Cyber Security company contractor leaks 5 billion records database

Cybersecurity firm Keepnet Labs recently confirmed that a contractor exposed a database storing at least 5 billion records of email addresses and hashed passwords, information that was collected from previous data breach incidents.

The company specializes in collecting data exposed in security incidents using publicly accessible sources for the purpose of notifying its customers if their email addresses or business web domains have been involved in a data breach. This is a completely legal service, the company states, and has grown considerably.

Apparently it all happened during a routine procedure. Last March, a third-party company working for Keepnet Labs gave maintenance to the database in question, for which the information migration was carried out; those responsible for this process disabled the firewall by about ten minutes to speed up the migration process.

During this time, the database was indexed by BinaryEdge, an Internet indexing service. A short time later, the database was detected by researcher Bob Diachenko, who specializes in finding such leaks. Diachenko points out that he was able to access the information without using login credentials through an unprotected port.

After rigorous analysis, Diachenko determined that the database contained information collected from other security incidents, such as those in Adobe, LinkedIn, and Twitter. These records contained details such as:

  • Year in which the leak was revealed
  • Source of leaking
  • Email address compromised
  • Encrypted passwords

It is important to note that the database only contains records obtained from public sources due to security incidents that occurred between 2012 and 2019. This incident did not expose confidential details of Keepnet Lab customers. The company received notification from the investigator immediately after the find. Diachenko claims the database was exposed for almost 24 hours.

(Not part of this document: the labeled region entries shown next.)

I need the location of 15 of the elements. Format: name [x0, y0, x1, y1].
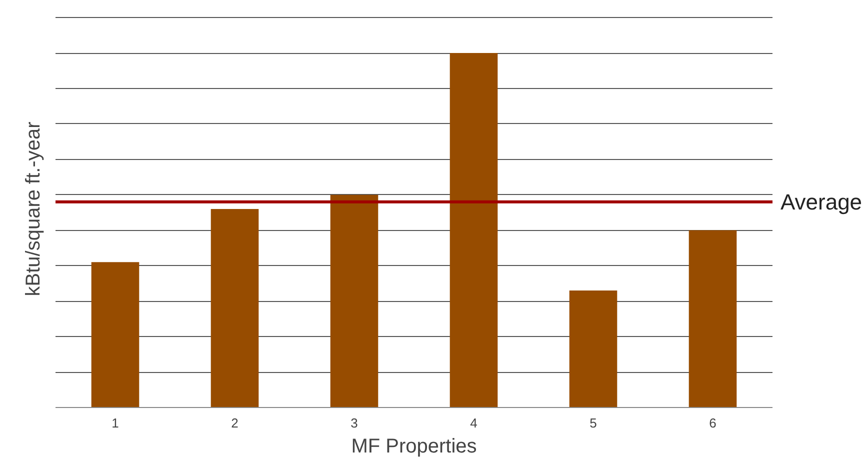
bar	[91, 262, 140, 408]
x-tick-label: 4	[470, 416, 478, 430]
ref-line-label: Average	[780, 189, 862, 214]
x-tick-label: 1	[112, 416, 119, 430]
x-tick-label: 6	[709, 416, 716, 430]
x-tick-label: 2	[231, 416, 238, 430]
bar	[688, 230, 737, 408]
x-axis-title: MF Properties	[351, 436, 477, 458]
bar	[330, 194, 378, 408]
x-tick-label: 3	[350, 416, 358, 430]
bar	[210, 209, 259, 408]
bar	[450, 53, 498, 408]
x-tick-label: 5	[590, 416, 597, 430]
bar	[569, 290, 618, 408]
y-axis-title: kBtu/square ft.-year	[22, 121, 44, 296]
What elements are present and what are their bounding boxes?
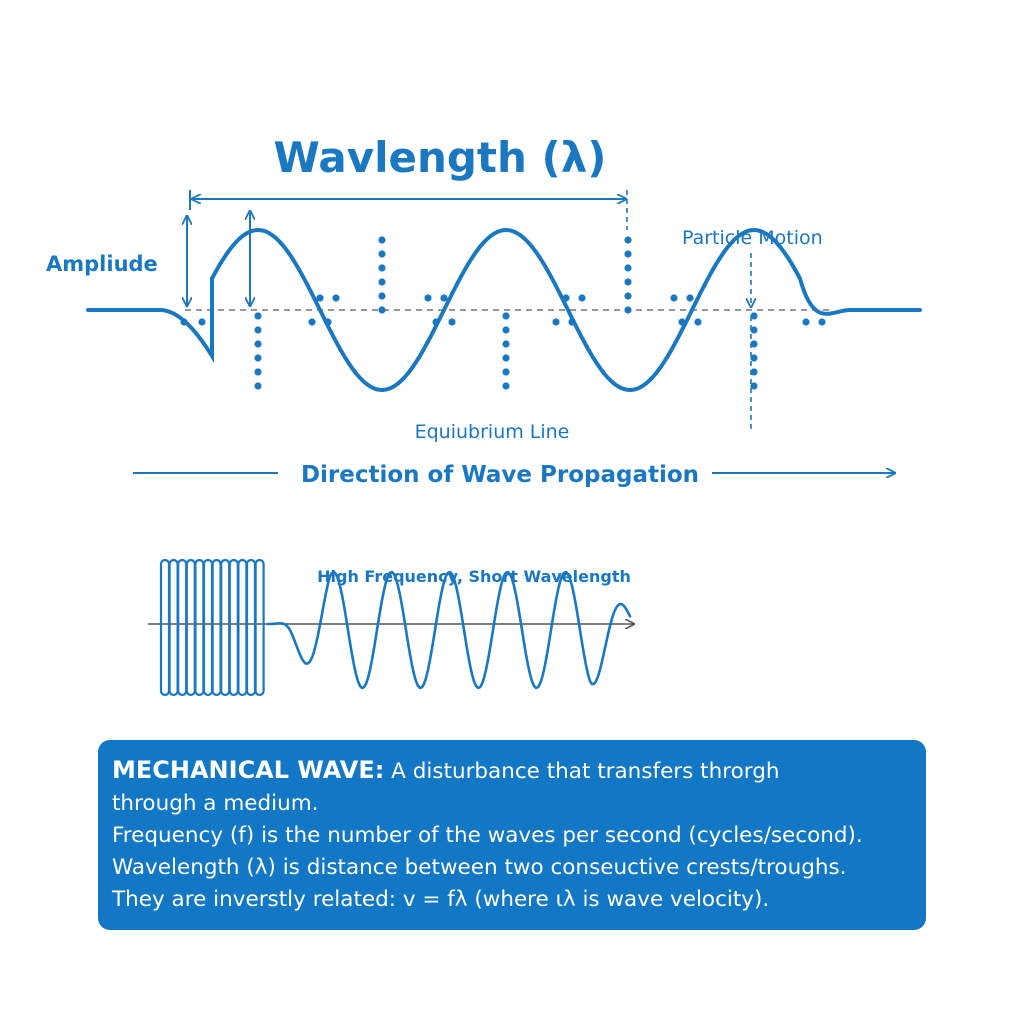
direction-label: Direction of Wave Propagation — [301, 462, 699, 488]
particle-dot — [378, 250, 386, 258]
particle-dot — [818, 318, 826, 326]
amplitude-label: Ampliude — [46, 252, 158, 276]
coil-loop — [245, 558, 257, 697]
particle-dot — [332, 294, 340, 302]
info-heading: MECHANICAL WAVE: — [112, 756, 385, 784]
particle-dot — [562, 294, 570, 302]
particle-dot — [750, 312, 758, 320]
particle-dots — [180, 236, 826, 390]
particle-dot — [750, 354, 758, 362]
particle-dot — [802, 318, 810, 326]
particle-dot — [552, 318, 560, 326]
particle-dot — [378, 264, 386, 272]
coil-loop — [202, 558, 214, 697]
info-line-1-text: A disturbance that transfers throrgh — [384, 759, 780, 784]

When the incident began to attract the attention of the cybersecurity community, many assumed that Keepnet Labs’ security had been breached by a group of threat actors, although over the following days, specialized news platforms and some cybersecurity blogger editors had to explicitly rectify and stop mentioning the company explicitly.

“There are articles online that contain potentially misleading inaccuracies; many of these publications have now been modified, but we would like to make things clear,” said a Keepnet Labs representative. The company would even have threatened to take legal action against Graham Cluley, a renowned cybersecurity specialist, for disseminating vague details about this incident, although this information has not been confirmed by either party involved.